84: Finding Cool

84: Finding Cool

From Chicken Soup for the Soul: Just for Preteens

Finding Cool

The reputation of a thousand years may be determined by the conduct of one hour.

~Japanese Proverb

In junior high, being cool is everything. I was not cool. Luckily, I had Sarah. Although she wasn’t a member of the popular crowd, she was definitely one of the coolest people I’d ever met. She was a slender and graceful blonde who seemed to float everywhere she went.

I admired a lot about Sarah — her thin frame, her hair, her confidence — because I felt I had a lot less to offer. Not only was I not as skinny and not at all blond, I had the grace of a rhino — or maybe, I should say, a kangaroo. I had a bouncy, on-my-toes kind of walk that was embarrassing. I looked as if I were eternally about to plunge into something. My mom used to say that every time I walked down the hall to or from my bedroom, it sounded like a herd of elephants thundering into the house. Because my walk so desperately needed fixing, Sarah took me on as a project.

In the mornings before our first period classes began, Sarah and I would roam the halls of our school. Sauntering around the building wasn’t just to pass the time, it was my homework: to practice being graceful. I had to come down off my toes, begin each step with my heels, and try leaning backward instead of perpetually forward. I had to relax.

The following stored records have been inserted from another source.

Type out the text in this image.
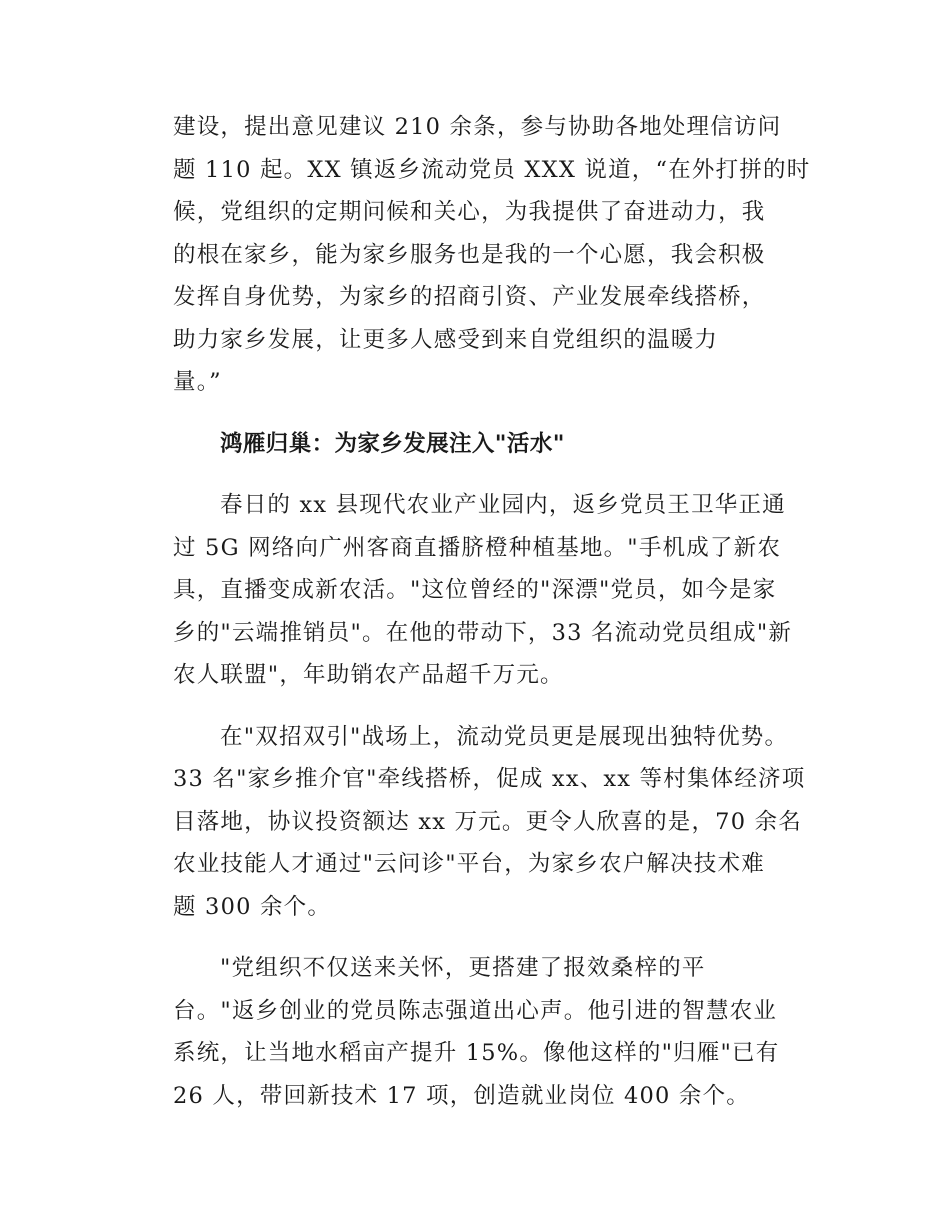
建设，提出意见建议 210 余条，参与协助各地处理信访问
题 110 起。XX 镇返乡流动党员 XXX 说道，“在外打拼的时
候，党组织的定期问候和关心，为我提供了奋进动力，我
的根在家乡，能为家乡服务也是我的一个心愿，我会积极
发挥自身优势，为家乡的招商引资、产业发展牵线搭桥，
助力家乡发展，让更多人感受到来自党组织的温暖力
量。”
鸿雁归巢：为家乡发展注入"活水"
春日的 xx 县现代农业产业园内，返乡党员王卫华正通
过 5G 网络向广州客商直播脐橙种植基地。"手机成了新农
具，直播变成新农活。"这位曾经的"深漂"党员，如今是家
乡的"云端推销员"。在他的带动下，33 名流动党员组成"新
农人联盟"，年助销农产品超千万元。
在"双招双引"战场上，流动党员更是展现出独特优势。
33 名"家乡推介官"牵线搭桥，促成 xx、xx 等村集体经济项
目落地，协议投资额达 xx 万元。更令人欣喜的是，70 余名
农业技能人才通过"云问诊"平台，为家乡农户解决技术难
题 300 余个。
"党组织不仅送来关怀，更搭建了报效桑梓的平
台。"返乡创业的党员陈志强道出心声。他引进的智慧农业
系统，让当地水稻亩产提升 15%。像他这样的"归雁"已有
26 人，带回新技术 17 项，创造就业岗位 400 余个。
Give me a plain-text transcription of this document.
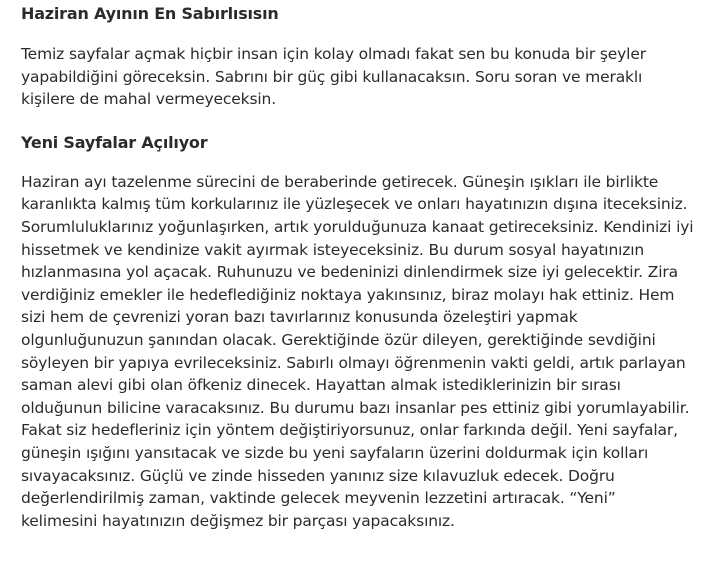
Haziran Ayının En Sabırlısısın

Temiz sayfalar açmak hiçbir insan için kolay olmadı fakat sen bu konuda bir şeyler yapabildiğini göreceksin. Sabrını bir güç gibi kullanacaksın. Soru soran ve meraklı kişilere de mahal vermeyeceksin.

Yeni Sayfalar Açılıyor

Haziran ayı tazelenme sürecini de beraberinde getirecek. Güneşin ışıkları ile birlikte karanlıkta kalmış tüm korkularınız ile yüzleşecek ve onları hayatınızın dışına iteceksiniz. Sorumluluklarınız yoğunlaşırken, artık yorulduğunuza kanaat getireceksiniz. Kendinizi iyi hissetmek ve kendinize vakit ayırmak isteyeceksiniz. Bu durum sosyal hayatınızın hızlanmasına yol açacak. Ruhunuzu ve bedeninizi dinlendirmek size iyi gelecektir. Zira verdiğiniz emekler ile hedeflediğiniz noktaya yakınsınız, biraz molayı hak ettiniz. Hem sizi hem de çevrenizi yoran bazı tavırlarınız konusunda özeleştiri yapmak olgunluğunuzun şanından olacak. Gerektiğinde özür dileyen, gerektiğinde sevdiğini söyleyen bir yapıya evrileceksiniz. Sabırlı olmayı öğrenmenin vakti geldi, artık parlayan saman alevi gibi olan öfkeniz dinecek. Hayattan almak istediklerinizin bir sırası olduğunun bilicine varacaksınız. Bu durumu bazı insanlar pes ettiniz gibi yorumlayabilir. Fakat siz hedefleriniz için yöntem değiştiriyorsunuz, onlar farkında değil. Yeni sayfalar, güneşin ışığını yansıtacak ve sizde bu yeni sayfaların üzerini doldurmak için kolları sıvayacaksınız. Güçlü ve zinde hisseden yanınız size kılavuzluk edecek. Doğru değerlendirilmiş zaman, vaktinde gelecek meyvenin lezzetini artıracak. “Yeni” kelimesini hayatınızın değişmez bir parçası yapacaksınız.
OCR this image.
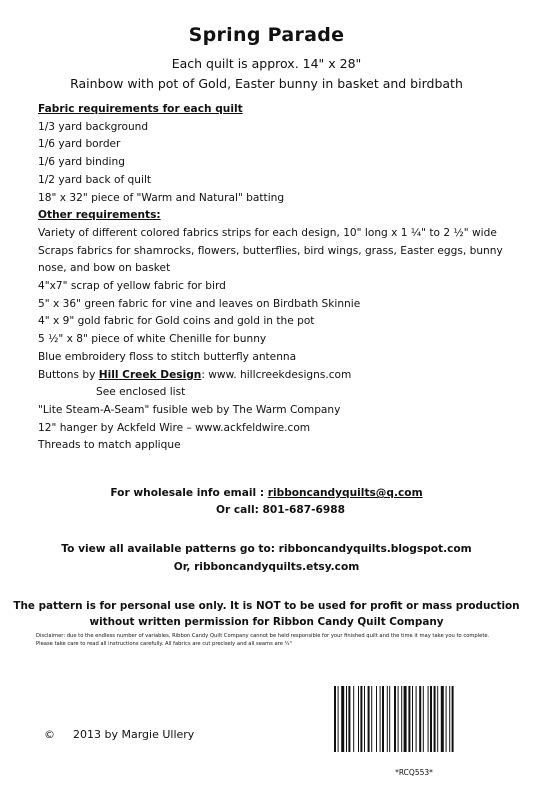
Spring Parade
Each quilt is approx. 14" x 28"
Rainbow with pot of Gold, Easter bunny in basket and birdbath
Fabric requirements for each quilt
1/3 yard background
1/6 yard border
1/6 yard binding
1/2 yard back of quilt
18" x 32" piece of "Warm and Natural" batting
Other requirements:
Variety of different colored fabrics strips for each design, 10" long x 1 ¼" to 2 ½" wide
Scraps fabrics for shamrocks, flowers, butterflies, bird wings, grass, Easter eggs, bunny
nose, and bow on basket
4"x7" scrap of yellow fabric for bird
5" x 36" green fabric for vine and leaves on Birdbath Skinnie
4" x 9" gold fabric for Gold coins and gold in the pot
5 ½" x 8" piece of white Chenille for bunny
Blue embroidery floss to stitch butterfly antenna
Buttons by Hill Creek Design: www. hillcreekdesigns.com
See enclosed list
"Lite Steam-A-Seam" fusible web by The Warm Company
12" hanger by Ackfeld Wire – www.ackfeldwire.com
Threads to match applique
For wholesale info email : ribboncandyquilts@q.com
Or call: 801-687-6988
To view all available patterns go to: ribboncandyquilts.blogspot.com
Or, ribboncandyquilts.etsy.com
The pattern is for personal use only. It is NOT to be used for profit or mass production
without written permission for Ribbon Candy Quilt Company
Disclaimer: due to the endless number of variables, Ribbon Candy Quilt Company cannot be held responsible for your finished quilt and the time it may take you to complete. Please take care to read all instructions carefully. All fabrics are cut precisely and all seams are ¼"
© 2013 by Margie Ullery
*RCQ553*
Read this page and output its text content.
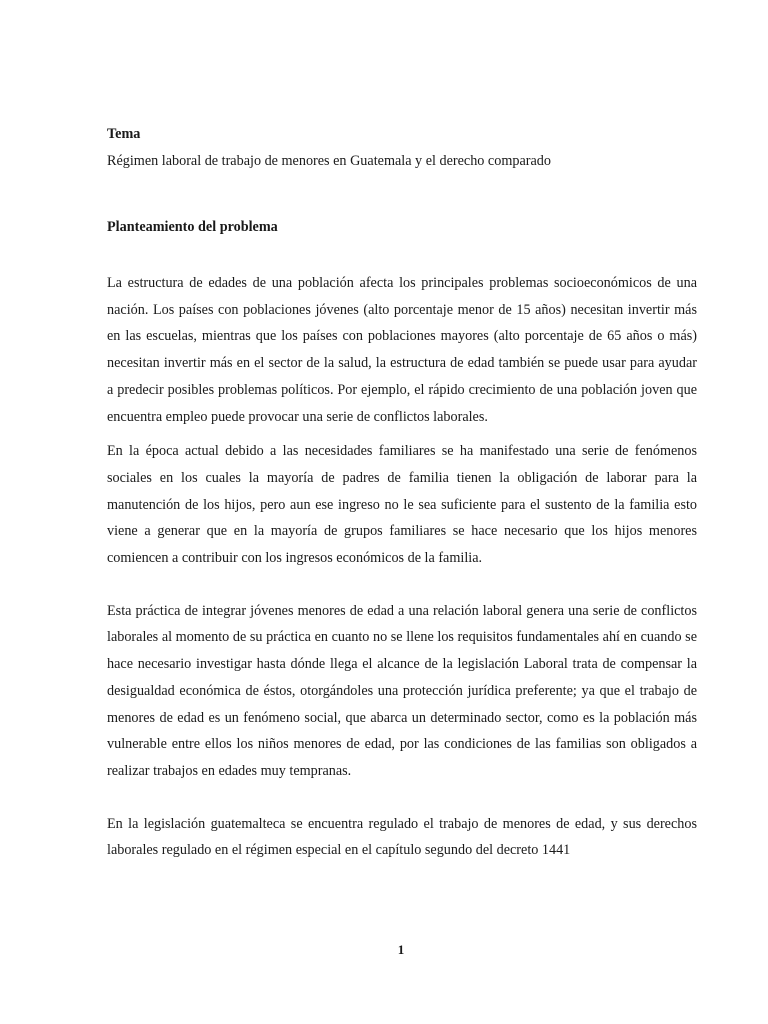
Tema

Régimen laboral de trabajo de menores en Guatemala y el derecho comparado

Planteamiento del problema

La estructura de edades de una población afecta los principales problemas socioeconómicos de una nación. Los países con poblaciones jóvenes (alto porcentaje menor de 15 años) necesitan invertir más en las escuelas, mientras que los países con poblaciones mayores (alto porcentaje de 65 años o más) necesitan invertir más en el sector de la salud, la estructura de edad también se puede usar para ayudar a predecir posibles problemas políticos. Por ejemplo, el rápido crecimiento de una población joven que encuentra empleo puede provocar una serie de conflictos laborales.

En la época actual debido a las necesidades familiares se ha manifestado una serie de fenómenos sociales en los cuales la mayoría de padres de familia tienen la obligación de laborar para la manutención de los hijos, pero aun ese ingreso no le sea suficiente para el sustento de la familia esto viene a generar que en la mayoría de grupos familiares se hace necesario que los hijos menores comiencen a contribuir con los ingresos económicos de la familia.

Esta práctica de integrar jóvenes menores de edad a una relación laboral genera una serie de conflictos laborales al momento de su práctica en cuanto no se llene los requisitos fundamentales ahí en cuando se hace necesario investigar hasta dónde llega el alcance de la legislación Laboral trata de compensar la desigualdad económica de éstos, otorgándoles una protección jurídica preferente; ya que el trabajo de menores de edad es un fenómeno social, que abarca un determinado sector, como es la población más vulnerable entre ellos los niños menores de edad, por las condiciones de las familias son obligados a realizar trabajos en edades muy tempranas.

En la legislación guatemalteca se encuentra regulado el trabajo de menores de edad, y sus derechos laborales regulado en el régimen especial en el capítulo segundo del decreto 1441

1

It seemed impossible.

“You’re on your toes again,” Sarah would warn each time I slipped back into my natural walk. I’d focus my efforts and try again. We’d pass through the halls, occasionally stopping to talk to friends. While Sarah was relaxed and natural, I was often lost in concentration, fervently practicing walking like a girl instead of a marsupial.

When we weren’t practicing my walk, we were usually hanging out at a nearby mall or at Sarah’s house. I loved to sit on her bed and admire all her beauty products, usually strewn around her room as if they just spontaneously sprouted there. Sarah’s room was a glorious garden of cheap, drugstore make-up, the kind affordable to girls like us, too young to have real jobs. Her nail polish collection was especially impressive, featuring a rainbow of bright colors. Whether she was having a hot pink kind of day or a glitter-filled burgundy evening, she owned a bottle to fit her mood.

At first things were fine. She was helping me improve myself, edging me closer to cool, I thought. Gradually, though, the imbalance in our relationship grew. She seemed to be treating me with contempt more often, and telling me what to do even when it had nothing to do with self-improvement. I didn’t like her bossiness, but I didn’t have much confidence, either, so I just shrugged my shoulders and did what she wanted. After all, she was the cool one, right?

I never expected to confront her, but one day in art class our relationship reached a turning point. We were doing large-scale painting projects that required the class to move into the halls to get enough space to work. I was in the middle of my project, surrounded by supplies and covered in paint, when Sarah called to me from across the hall, where she was sitting near another group of students.

“Go get me more red paint,” she ordered.

I crinkled my eyebrows, annoyed. Couldn’t she see I was busy? Should I put down my stuff, get up, and go back into the classroom to get her the paint anyway?

“C’mon,” she prodded. “Get me the paint.”

“Can’t you get it yourself?” I asked quietly.

“No, you get it.”

I paused, then answered. “I’m in the middle of this,” I protested weakly. “I can’t.”

“If you don’t get for me, I’m not going to be friends with you anymore,” Sarah announced.

I looked at her, stunned. Was she serious? She’d dump our whole friendship just because I wouldn’t fetch her the paint? Maybe my instincts were right; this wasn’t much of a friendship after all.

My heart was racing. Other students were looking at us, judging, waiting. Sarah just sat there, appearing as confident as ever. I hated confrontations, but I couldn’t bring myself to be her slave anymore. I gave her an answer that I doubt she expected to hear.

“I’m not getting it.” I turned back to my project.

Sarah was smug. “You’ll come running back to me,” she said with self-assurance. “They always do,” she added, perhaps for the benefit of the crowd that surrounded her.

She didn’t realize it, but saying those final words sealed our fate. Any doubt I’d had about taking a stand was chipped away like a single coat of cheap nail polish. I was never going back. I may not have had much in the confidence department, but I had more than enough stubbornness to stick to my decision.

Sarah and I never spoke again.

It was strange going through life without Sarah after I’d gotten so used to our relationship, but I didn’t regret my decision. Standing up for myself was a skill that would take me many years to master; I struggled with it in high school and again in college. I had been raised to be helpful, polite, and pleasing, and most of all, to never talk back to the people in charge. It made me an obedient daughter, but it also made me a social doormat.

Realizing that sometimes I had to put myself first, even if it was going to make other people unhappy, was a long learning process — but that day in art class, I took my first big step. Standing up for myself was something to be proud of, and even better, it was the cool thing to do.